The mortgagee is the lender receiving the pledge. The mortgagor is the one who borrows the money to purchase property.

The borrower will sign a note. A note is an evidence of debt, and it states the amount borrowed, the interest rate, and the loan terms. In a note, the borrower is making the promise to repay, so the borrower is the promisor and the lender is the promisee. When recorded, the mortgage becomes a voluntary lien on the property. The rights the borrower gives the lender in a mortgage document are determined by state law.

States are classified as lien theory, title theory, and intermediate theory states.

Remember a lien is a legal interest that a creditor has in a person’s property.

Most states are lien theory states, which give the lender a lien interest in the property. This means that if the borrower defaults, the lender would foreclose through a judicial sale.

A judicial sale is a sale made under court order, rather than a voluntary sale by the owner or one appointed by the owner.

The borrower borrows money from a lender. Before the lender gives the borrower the money, the borrower must sign an "I.O.U" which is called the note. The note states the terms of the loan, for instance the rate of interest and the number of years which the borrower has to pay back the loan. But more importantly for the lender, the note is proof of the loan. For thousands of years across many civilizations, the note was always needed in order to demand payment. Loss of the note often meant that the lender could not request that a court enforce payment.

What security does the lender have once they give the money to the borrower? The security, known as "collateral", is the property which is bought with the funds given to the borrower (and sometimes other properties are pledged also). The borrower pledges that property to the lender. "Mortgage" actually means "pledge". The borrower pledges to give the lender the property if the borrower can not pay back the loan in full.

As noted in the previous section, the buyer/borrower pledges the property to the lender as security for the loan that the lender gave.

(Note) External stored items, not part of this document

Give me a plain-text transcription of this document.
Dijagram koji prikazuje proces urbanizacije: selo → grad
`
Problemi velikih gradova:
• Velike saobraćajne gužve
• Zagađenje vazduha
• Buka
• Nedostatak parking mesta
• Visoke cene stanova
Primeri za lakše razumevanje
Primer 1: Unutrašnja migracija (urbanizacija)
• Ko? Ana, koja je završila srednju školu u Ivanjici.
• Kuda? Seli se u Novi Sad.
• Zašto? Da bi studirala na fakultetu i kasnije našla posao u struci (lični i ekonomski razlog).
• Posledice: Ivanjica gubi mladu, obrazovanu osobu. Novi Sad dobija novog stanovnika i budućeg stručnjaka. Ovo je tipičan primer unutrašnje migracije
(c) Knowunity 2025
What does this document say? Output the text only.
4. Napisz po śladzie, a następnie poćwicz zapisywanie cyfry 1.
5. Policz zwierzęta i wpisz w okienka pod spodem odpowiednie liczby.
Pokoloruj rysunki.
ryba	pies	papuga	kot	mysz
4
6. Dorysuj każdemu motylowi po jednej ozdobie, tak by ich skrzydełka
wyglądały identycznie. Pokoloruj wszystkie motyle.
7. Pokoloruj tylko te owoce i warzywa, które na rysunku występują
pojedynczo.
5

The suffix "or" is used to denote the person who performs an action; while the suffix "ee" is used to denote the recipient of that action.Since the buyer/borrower is pledging the property, he/she is "mortgaging" the property and in known as the "mortgagor". The lender is the recipient of the pledge, and therefore is the "mortgagee".

One way to remember the difference between the "mortgagor" and the mortgagee:

The "o" in "mortgagor" comes from the "o" in "borrower". The "e" in "mortgagee" comes from the "e" in "lender":

MORTGAGOR = BORROWER

MORTGAGEE = LENDER

Just remember, the mortgagor mortgages the property to the mortgagee.

Finally, it is worth pointing out that there was a time when the owner of a property could sell it and freely transfer the mortgage to the new owner. Due to the modernization of the credit market, lenders want to know who owes them money. Since the new owner might not be as creditworthy as the original owner/mortgagor, lenders now insert a "due on sale" clause. This clause requires that a mortgage be paid off when the underlying property is sold. Nowadays, the seller sometimes finances some of the buyer's needs, and sometimes a relative or friend might give the buyer a second loan on top of the bank loan. Otherwise, the mortgagee is always a financial institution.

Much of the confusion concerning mortgages and notes today actually stems from a semantic problem: is "mortgage" a noun or a verb? Unfortunately, many people use the word "mortgage" to mean a loan, saying things such as "I got a mortgage from the bank", or "Who owns the mortgage?" This leads to confusion, since "mortgage" is really a pledge of property as security, and does not have a separate existence from the note that it guarantees. Since "mortgage" really means to pledge, which is a verb, it should not be used as a noun.

Here are some common misuses of the word "mortgage":

WRONG
I took a mortgage.
I got a mortgage from the bank.
I signed the mortgage.
The owner of the mortgage is not the owner of the note.

CORRECT
I got a loan from the bank.
I borrowed money and I mortgaged the house.
I signed the mortgage document.
The title owner of the note/mortgage is not the equitable owner of the note/mortgage.

While the difference between "mortgage" as a noun or a verb might seem trivial, we will see that the misuse of this word has caused endless headaches, misunderstandings, confusion, and legal wrangling.